Member of the Free State Provincial Legislature
- Incumbent
- Assumed office 21 May 2014

Personal details
- Born: 1959 or 1960 (age 66–67)
- Citizenship: South Africa
- Party: African National Congress

= Malitaba Moleleki =

South African politician

Malitaba Sarah Moleleki (born 1959 or 1960) is a South African politician who has represented the African National Congress (ANC) in the Free State Provincial Legislature since 2014. Before that, she was the Mayor of Maluti-a-Phofung Local Municipality in the Free State until her resignation in September 2013.

== Early life and career ==
Moleleki was born in 1959 or 1960. She formerly represented the ANC as a local councillor in the Free State. She was a Member of the Mayoral Committee and council Chief Whip in Thabo Mofutsanyana District Municipality and she also served as Mayor of Phuthaditjhaba. She was subsequently the Mayor of Maluti-a-Phofung Local until September 2013, when she resigned amid allegations of procurement irregularities.

== Provincial legislature ==
Moleleki was first elected to the Free State Provincial Legislature in the 2014 general election, ranked 12th on the ANC's provincial party list. She was re-elected to her seat in the 2019 general election, ranked 18th on the ANC's party list.
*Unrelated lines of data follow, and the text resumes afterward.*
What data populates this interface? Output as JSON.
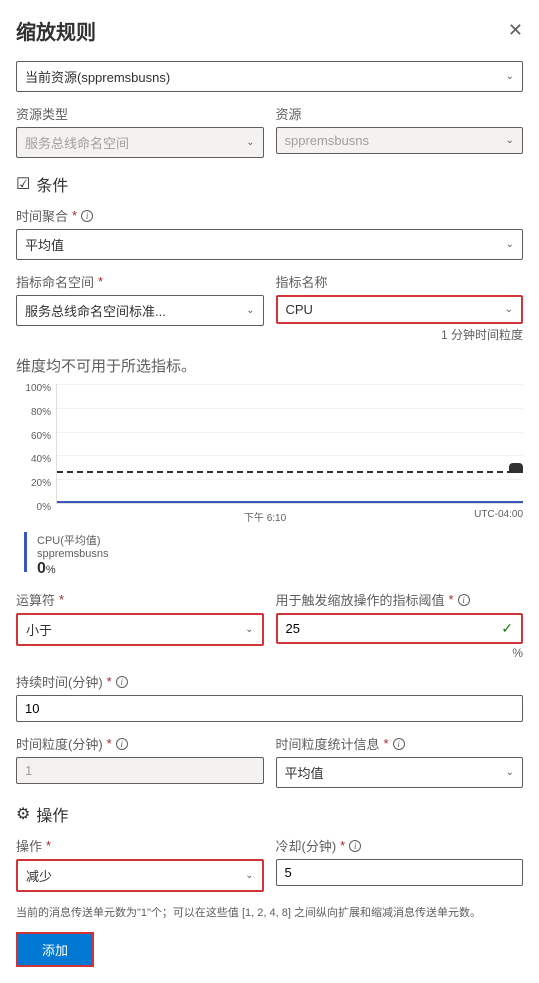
{
  "header": {
    "title": "缩放规则",
    "close_icon": "✕"
  },
  "resource_selector": {
    "value": "当前资源(sppremsbusns)"
  },
  "resource_type": {
    "label": "资源类型",
    "value": "服务总线命名空间"
  },
  "resource": {
    "label": "资源",
    "value": "sppremsbusns"
  },
  "condition_section": {
    "title": "条件"
  },
  "time_aggregation": {
    "label": "时间聚合",
    "value": "平均值"
  },
  "metric_namespace": {
    "label": "指标命名空间",
    "value": "服务总线命名空间标准..."
  },
  "metric_name": {
    "label": "指标名称",
    "value": "CPU"
  },
  "time_grain_hint": "1 分钟时间粒度",
  "dimension_warning": "维度均不可用于所选指标。",
  "chart_data": {
    "type": "line",
    "y_ticks": [
      "100%",
      "80%",
      "60%",
      "40%",
      "20%",
      "0%"
    ],
    "x_ticks": [
      "下午 6:10",
      "UTC-04:00"
    ],
    "threshold_line": 25,
    "series": [
      {
        "name": "CPU",
        "values": [
          0
        ]
      }
    ]
  },
  "legend": {
    "metric": "CPU(平均值)",
    "resource": "sppremsbusns",
    "value": "0",
    "unit": "%"
  },
  "operator": {
    "label": "运算符",
    "value": "小于"
  },
  "threshold": {
    "label": "用于触发缩放操作的指标阈值",
    "value": "25",
    "unit": "%"
  },
  "duration": {
    "label": "持续时间(分钟)",
    "value": "10"
  },
  "time_grain": {
    "label": "时间粒度(分钟)",
    "value": "1"
  },
  "time_grain_statistic": {
    "label": "时间粒度统计信息",
    "value": "平均值"
  },
  "action_section": {
    "title": "操作"
  },
  "action": {
    "label": "操作",
    "value": "减少"
  },
  "cooldown": {
    "label": "冷却(分钟)",
    "value": "5"
  },
  "helper_text": "当前的消息传送单元数为\"1\"个；可以在这些值 [1, 2, 4, 8] 之间纵向扩展和缩减消息传送单元数。",
  "add_button": "添加"
}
On 28 May 2016, while she was serving her first term in the legislature, she was arrested in a Woolworths on Adderley Street in Cape Town after a CCTV operator observed her shoplifting. She attempted to leave the store with earrings and nail polish, worth R259, that she had not paid for. Moleleki said that she had mistakenly put the items in her handbag along with her cell phone after being distracted by a phone call. However, IOL reported that the CCTV footage showed that Moleleki had unpackaged the items and "concealed" them in her pocket and handbag. She appeared in the Cape Town Community Court and, after meeting with a social worker, was recommended for a "diversion" from the criminal justice system, in which the criminal charges against her were withdrawn and she was referred to a "theft intervention" programme. The opposition Democratic Alliance subsequently reported her to the provincial legislature's ethics committee. At the time of the incident, she was also a member of the Provincial Executive Committee of the ANC's Free State branch.